The experiments of the number of fixed entries, the page occupancy space and the number of the change in the dimension are shown in **Fig. 6**. Due to no change in the page size, resulting in a reduction in the number of entries stored per page, the decrease of B leads to the increase of O(\(\frac{N}{B}\)), whose relationship is correctly reflected in the figure. Finally, the statistics and comparison of external memory space are shown in** Fig. 7**. It can be seen that MCRI-Tree further improves the space utilization of the whole system compared with aBB-Tree.

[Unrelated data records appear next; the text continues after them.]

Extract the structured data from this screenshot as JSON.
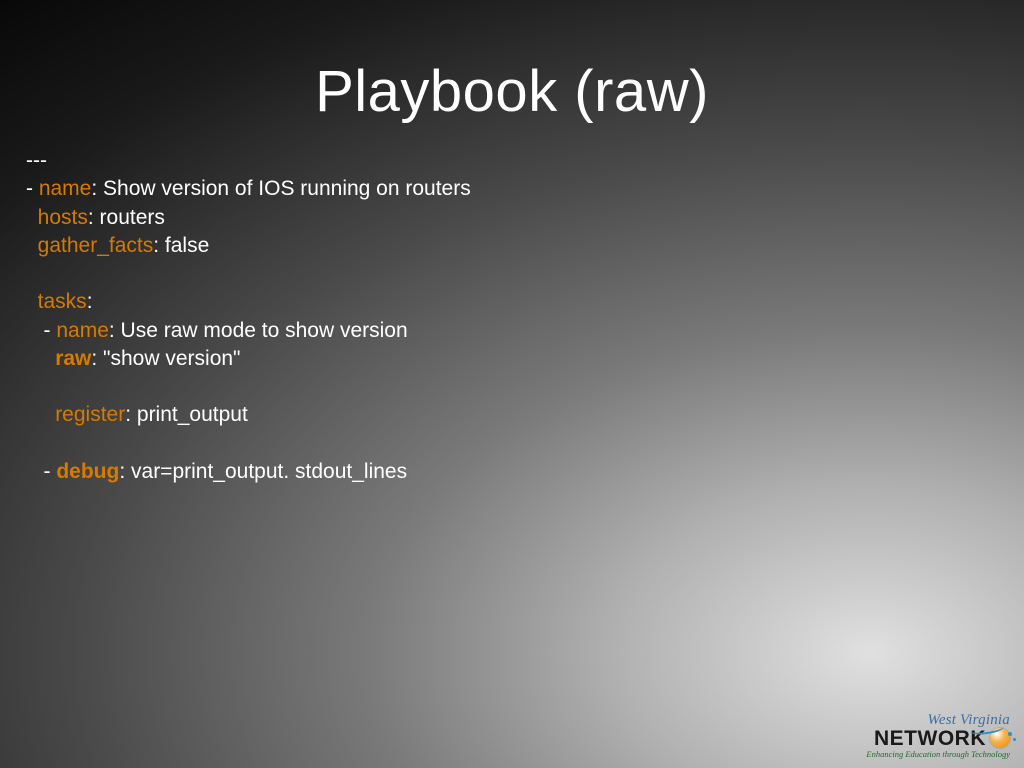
{
  "title": "Playbook (raw)",
  "yaml": {
    "doc_start": "---",
    "play_dash": "- ",
    "name_key": "name",
    "name_val": ": Show version of IOS running on routers",
    "hosts_key": "hosts",
    "hosts_val": ": routers",
    "gather_key": "gather_facts",
    "gather_val": ": false",
    "tasks_key": "tasks",
    "tasks_colon": ":",
    "t1_dash": "   - ",
    "t1_name_key": "name",
    "t1_name_val": ": Use raw mode to show version",
    "t1_raw_key": "raw",
    "t1_raw_val": ": \"show version\"",
    "t1_reg_key": "register",
    "t1_reg_val": ": print_output",
    "t2_dash": "   - ",
    "t2_debug_key": "debug",
    "t2_debug_val": ": var=print_output. stdout_lines"
  },
  "logo": {
    "line1": "West Virginia",
    "line2": "NETWORK",
    "tagline": "Enhancing Education through Technology"
  }
}
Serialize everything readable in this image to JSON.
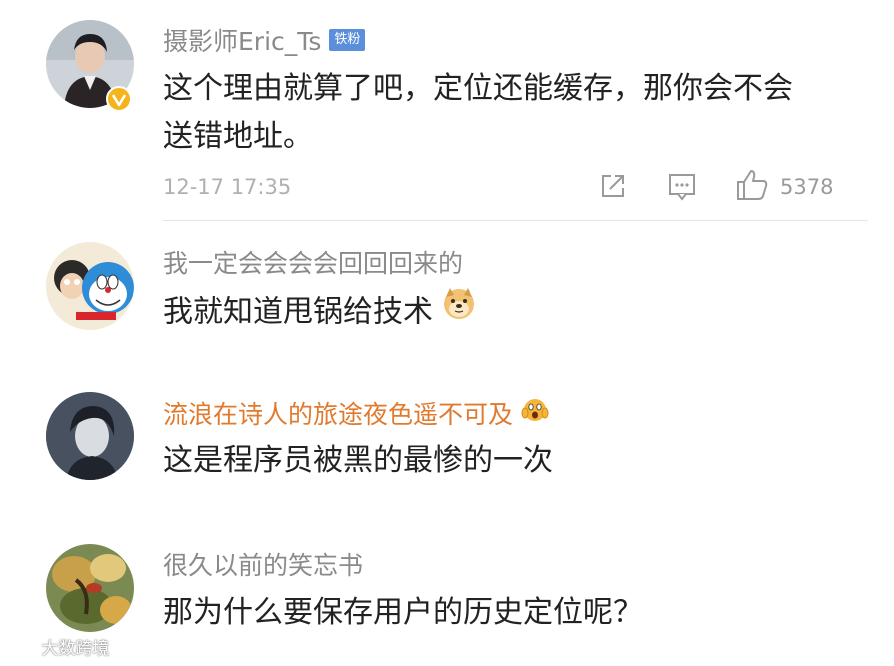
{
  "comments": [
    {
      "username": "摄影师Eric_Ts",
      "badge": "铁粉",
      "text_line1": "这个理由就算了吧，定位还能缓存，那你会不会",
      "text_line2": "送错地址。",
      "time": "12-17 17:35",
      "likes": "5378",
      "avatar_icon": "user-avatar-photo",
      "verified_icon": "verified-v-icon"
    },
    {
      "username": "我一定会会会会回回回来的",
      "text": "我就知道甩锅给技术",
      "emoji_icon": "doge-emoji-icon"
    },
    {
      "username": "流浪在诗人的旅途夜色遥不可及",
      "text": "这是程序员被黑的最惨的一次",
      "emoji_icon": "scared-face-emoji-icon",
      "username_color": "#e07a2e"
    },
    {
      "username": "很久以前的笑忘书",
      "text": "那为什么要保存用户的历史定位呢？"
    }
  ],
  "watermark": "大数跨境",
  "colors": {
    "username": "#8a8a8a",
    "text": "#222222",
    "meta": "#b0b0b0",
    "badge": "#5b8fdc",
    "verified": "#f5b41c"
  }
}
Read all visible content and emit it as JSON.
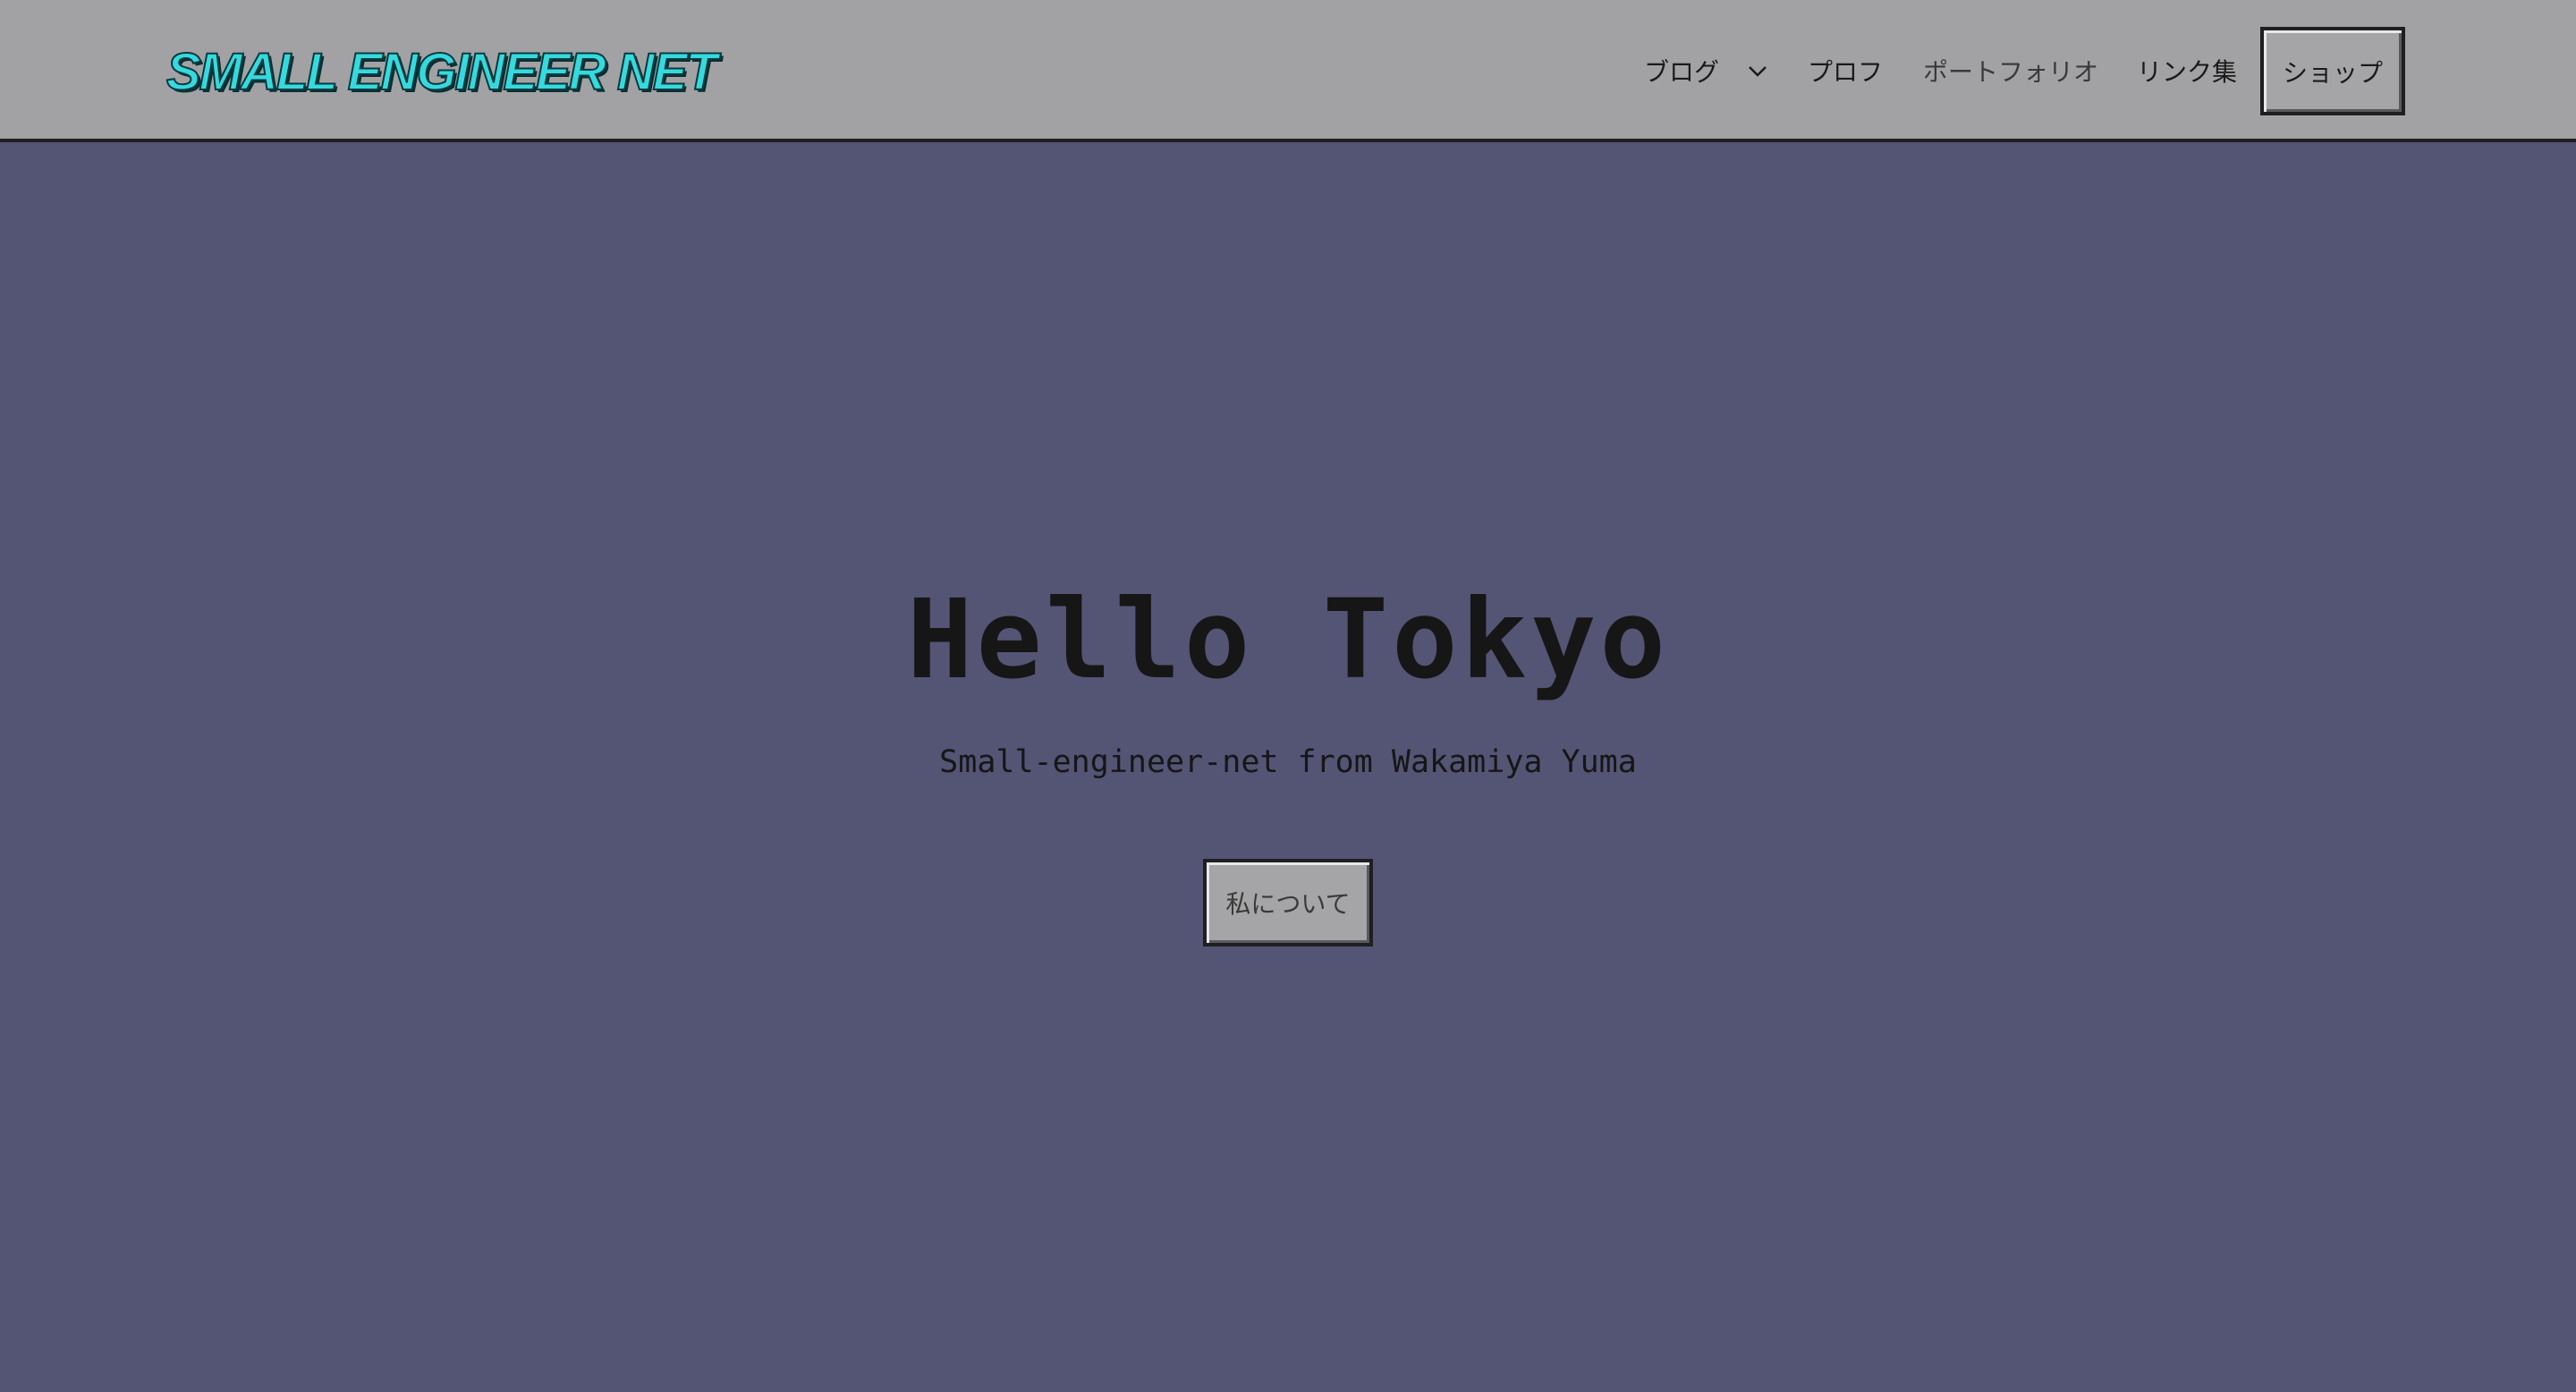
{
  "header": {
    "logo_text": "SMALL ENGINEER NET",
    "logo_color": "#36d9dd",
    "background_color": "#a2a2a4"
  },
  "nav": {
    "items": [
      {
        "label": "ブログ",
        "has_dropdown": true,
        "icon": "chevron-down-icon"
      },
      {
        "label": "プロフ"
      },
      {
        "label": "ポートフォリオ"
      },
      {
        "label": "リンク集"
      }
    ],
    "shop_label": "ショップ"
  },
  "hero": {
    "title": "Hello Tokyo",
    "subtitle": "Small-engineer-net from Wakamiya Yuma",
    "button_label": "私について",
    "background_color": "#545475"
  }
}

**Fig. 6. External memory footprint of MCRI-Tree changed with dataset size**

**Fig. 7. Memory footprint of MCRI-Tree changed with the dimension**

# 5. Conclusion

On the basis of the original aggregation query problem, the past work has proposed categorical aggregation query problem, and the corresponding aggregation index structure aBB-Tree is proposed to solve the query problem. However, categorical aggregation index has some limitations, which can’t execute range aggregation query for multi-dimensional constraints. In order to solve this problem, we proposed a new index structure called MCRI-Tree. MCRI-Tree is based on the internal and external memory hybrid mechanism, which can answer the categorical aggregation query problem in (O)(\(d\left(\frac{N}{B}\right)^{\frac{d-1}{d}}\))I/Os, respectively while occupying \(O\left(\frac{\min \{d, B\} N}{B}\right)\) of memory space and O(N) of the external memory space, where d is the number of dimensions, N is the total number of elements, B is the number of elements which can be stored in a single disk page. In particular, d= 1, only O(1) I/Os is needed, and \(O(d \sqrt{\frac{N}{B}})\) I/Os is only required for d = 2. The result of the experiment proved this conclusion, and at the same time proved that space occupied by its internal and external memory was acceptable for a system, and illustrated its feasibility.